Well, the Jobster's done it. Apple's CEO, Steve Jobs, has just announced the iPhone. For looks and size, check it out.

No price yet, but it runs on Cingular, has 8 gigs of memory, a 2MP camera, serves as an iPod playing music in iTunes (because it comes loaded with--get this--Mac OSX). It's a video player 3.5 inches in widescreen mode that automatically switches from portrait to landscape, and back. And it all operates by a new innovative touchscreen. Five hour battery life talking and playing videos, sixteen hours as an iPod playing music.

Other things: 3G, Bluetooth (2.0), WiFi (autodetect), EDGE, Google Maps (including satellite images), must have GPS since it knows where you are, Safari browsing, HTML E-mail...

Price: $499 for 4GB, $599 for 8GB. Doesn't ship until June.

Friends, this is likely to be a killer that equals the iPod. Apple stock currently up $6.11 (11%) since beginning of Jobster's keynote in San Francisco today, at 9 AM SF time.

Name change: It's no longer Apple Computer, Inc., but just-plain-ol Apple, Inc.

Prediction 1: lots of suits are going to be using Mac OSX...
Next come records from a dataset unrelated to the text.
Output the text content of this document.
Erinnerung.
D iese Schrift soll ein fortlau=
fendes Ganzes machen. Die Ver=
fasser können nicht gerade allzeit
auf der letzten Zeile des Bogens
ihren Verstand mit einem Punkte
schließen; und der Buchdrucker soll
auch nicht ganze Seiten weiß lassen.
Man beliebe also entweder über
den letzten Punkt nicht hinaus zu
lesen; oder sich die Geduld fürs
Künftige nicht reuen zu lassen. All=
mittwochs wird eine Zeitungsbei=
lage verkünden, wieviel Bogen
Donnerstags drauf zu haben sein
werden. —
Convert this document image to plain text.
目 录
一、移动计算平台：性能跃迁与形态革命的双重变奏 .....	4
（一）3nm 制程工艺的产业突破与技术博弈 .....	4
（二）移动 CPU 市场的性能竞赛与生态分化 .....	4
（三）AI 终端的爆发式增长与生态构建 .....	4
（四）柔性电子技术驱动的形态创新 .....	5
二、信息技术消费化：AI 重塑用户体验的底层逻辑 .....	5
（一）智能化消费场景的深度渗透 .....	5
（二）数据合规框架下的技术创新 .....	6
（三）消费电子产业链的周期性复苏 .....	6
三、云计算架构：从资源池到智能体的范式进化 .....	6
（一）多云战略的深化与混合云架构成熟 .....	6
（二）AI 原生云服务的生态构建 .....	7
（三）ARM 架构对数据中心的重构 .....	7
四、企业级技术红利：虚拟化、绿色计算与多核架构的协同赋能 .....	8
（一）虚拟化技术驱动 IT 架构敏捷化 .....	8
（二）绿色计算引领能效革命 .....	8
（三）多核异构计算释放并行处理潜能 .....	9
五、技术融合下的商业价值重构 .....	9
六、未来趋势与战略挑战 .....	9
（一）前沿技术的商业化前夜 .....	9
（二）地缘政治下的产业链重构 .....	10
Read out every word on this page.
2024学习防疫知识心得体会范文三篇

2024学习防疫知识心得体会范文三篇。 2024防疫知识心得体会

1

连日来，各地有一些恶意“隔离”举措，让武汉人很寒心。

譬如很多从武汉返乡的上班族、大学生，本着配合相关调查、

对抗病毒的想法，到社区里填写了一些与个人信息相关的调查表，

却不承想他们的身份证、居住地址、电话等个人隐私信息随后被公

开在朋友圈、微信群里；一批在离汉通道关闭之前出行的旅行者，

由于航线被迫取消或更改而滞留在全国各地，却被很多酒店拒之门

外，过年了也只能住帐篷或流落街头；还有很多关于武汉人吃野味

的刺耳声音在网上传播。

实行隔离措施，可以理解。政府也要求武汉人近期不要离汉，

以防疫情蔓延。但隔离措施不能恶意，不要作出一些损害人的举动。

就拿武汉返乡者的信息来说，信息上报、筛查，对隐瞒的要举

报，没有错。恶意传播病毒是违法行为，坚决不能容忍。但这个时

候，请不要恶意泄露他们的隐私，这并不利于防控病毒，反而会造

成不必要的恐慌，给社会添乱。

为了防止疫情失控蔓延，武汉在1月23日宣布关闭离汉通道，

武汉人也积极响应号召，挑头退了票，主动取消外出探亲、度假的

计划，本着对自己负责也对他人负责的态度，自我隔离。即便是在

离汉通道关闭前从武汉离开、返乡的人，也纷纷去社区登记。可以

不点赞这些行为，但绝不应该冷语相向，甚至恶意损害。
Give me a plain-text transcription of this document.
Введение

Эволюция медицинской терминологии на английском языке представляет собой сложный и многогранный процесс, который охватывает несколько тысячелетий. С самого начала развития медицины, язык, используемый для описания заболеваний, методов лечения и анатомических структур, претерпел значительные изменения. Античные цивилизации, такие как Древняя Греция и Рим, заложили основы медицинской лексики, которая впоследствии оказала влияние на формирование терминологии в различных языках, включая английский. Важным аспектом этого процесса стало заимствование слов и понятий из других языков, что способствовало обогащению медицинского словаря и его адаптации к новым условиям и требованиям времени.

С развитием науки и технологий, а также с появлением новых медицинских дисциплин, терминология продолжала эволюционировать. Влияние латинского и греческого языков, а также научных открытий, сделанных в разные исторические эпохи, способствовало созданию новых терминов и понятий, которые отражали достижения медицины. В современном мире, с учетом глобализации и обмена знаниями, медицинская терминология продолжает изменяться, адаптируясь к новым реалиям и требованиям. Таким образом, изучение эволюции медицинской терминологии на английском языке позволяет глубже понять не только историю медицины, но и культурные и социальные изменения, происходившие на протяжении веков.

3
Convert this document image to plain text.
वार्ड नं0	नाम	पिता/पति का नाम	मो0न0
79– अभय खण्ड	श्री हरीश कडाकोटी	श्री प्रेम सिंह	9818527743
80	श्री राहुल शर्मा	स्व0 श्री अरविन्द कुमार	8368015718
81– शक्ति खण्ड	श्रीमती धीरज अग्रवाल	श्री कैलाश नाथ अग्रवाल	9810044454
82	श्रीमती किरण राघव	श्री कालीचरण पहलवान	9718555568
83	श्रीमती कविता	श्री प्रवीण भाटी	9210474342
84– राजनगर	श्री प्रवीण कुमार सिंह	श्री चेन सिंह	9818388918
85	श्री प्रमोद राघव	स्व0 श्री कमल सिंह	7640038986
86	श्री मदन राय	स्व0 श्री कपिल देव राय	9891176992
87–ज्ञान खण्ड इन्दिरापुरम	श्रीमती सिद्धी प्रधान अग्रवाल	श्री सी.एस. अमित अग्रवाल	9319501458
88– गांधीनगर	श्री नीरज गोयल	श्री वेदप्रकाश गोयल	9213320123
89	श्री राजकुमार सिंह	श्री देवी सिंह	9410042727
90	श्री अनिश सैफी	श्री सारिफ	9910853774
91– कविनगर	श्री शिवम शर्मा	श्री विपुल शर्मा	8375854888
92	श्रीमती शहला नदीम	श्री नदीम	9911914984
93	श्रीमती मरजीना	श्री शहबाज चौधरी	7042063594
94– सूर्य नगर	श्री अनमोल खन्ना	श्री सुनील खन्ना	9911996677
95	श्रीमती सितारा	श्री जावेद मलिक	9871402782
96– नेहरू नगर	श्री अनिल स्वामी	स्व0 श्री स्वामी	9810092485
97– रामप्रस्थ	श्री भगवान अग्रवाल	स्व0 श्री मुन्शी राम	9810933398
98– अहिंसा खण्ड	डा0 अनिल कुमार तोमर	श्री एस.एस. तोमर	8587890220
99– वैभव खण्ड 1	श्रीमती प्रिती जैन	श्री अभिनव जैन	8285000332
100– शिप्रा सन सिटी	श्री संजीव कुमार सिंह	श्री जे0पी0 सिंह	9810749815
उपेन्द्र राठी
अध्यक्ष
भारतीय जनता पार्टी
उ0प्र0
Prediction 2: despite corporate and consumer America's love affair with Apple's products and the Jobster; and despite Al Invented-the-Internet Gore's reassurances that all Apple's execs, particularly Steve Jobs, are squeaky clean on this predating stock options scandal; the fat lady hasn't sung, yet. And I'm guessing she's filling her diaphragm with air and it won't be a happy note she lets loose. Everything I've read says, no matter how many of America's blue chip companies did it, the practice was fraud and stockholders suffered.



I hate Cingular. Even if I had the money to buy one of these new toys (and I decidedly DO NOT have the $$), Cingular would be a deal killer.

Last Month PC mag had a "Mac" phone someone had hacked. It looked nicer.

Regarding the "back-dating" of options, I'm actually surprised that it's the SEC, and not boards of directors, raising **** over this. Paying someone for nothing is simply bad business--should a board that doesn't crack down on this be trusted to manage any company?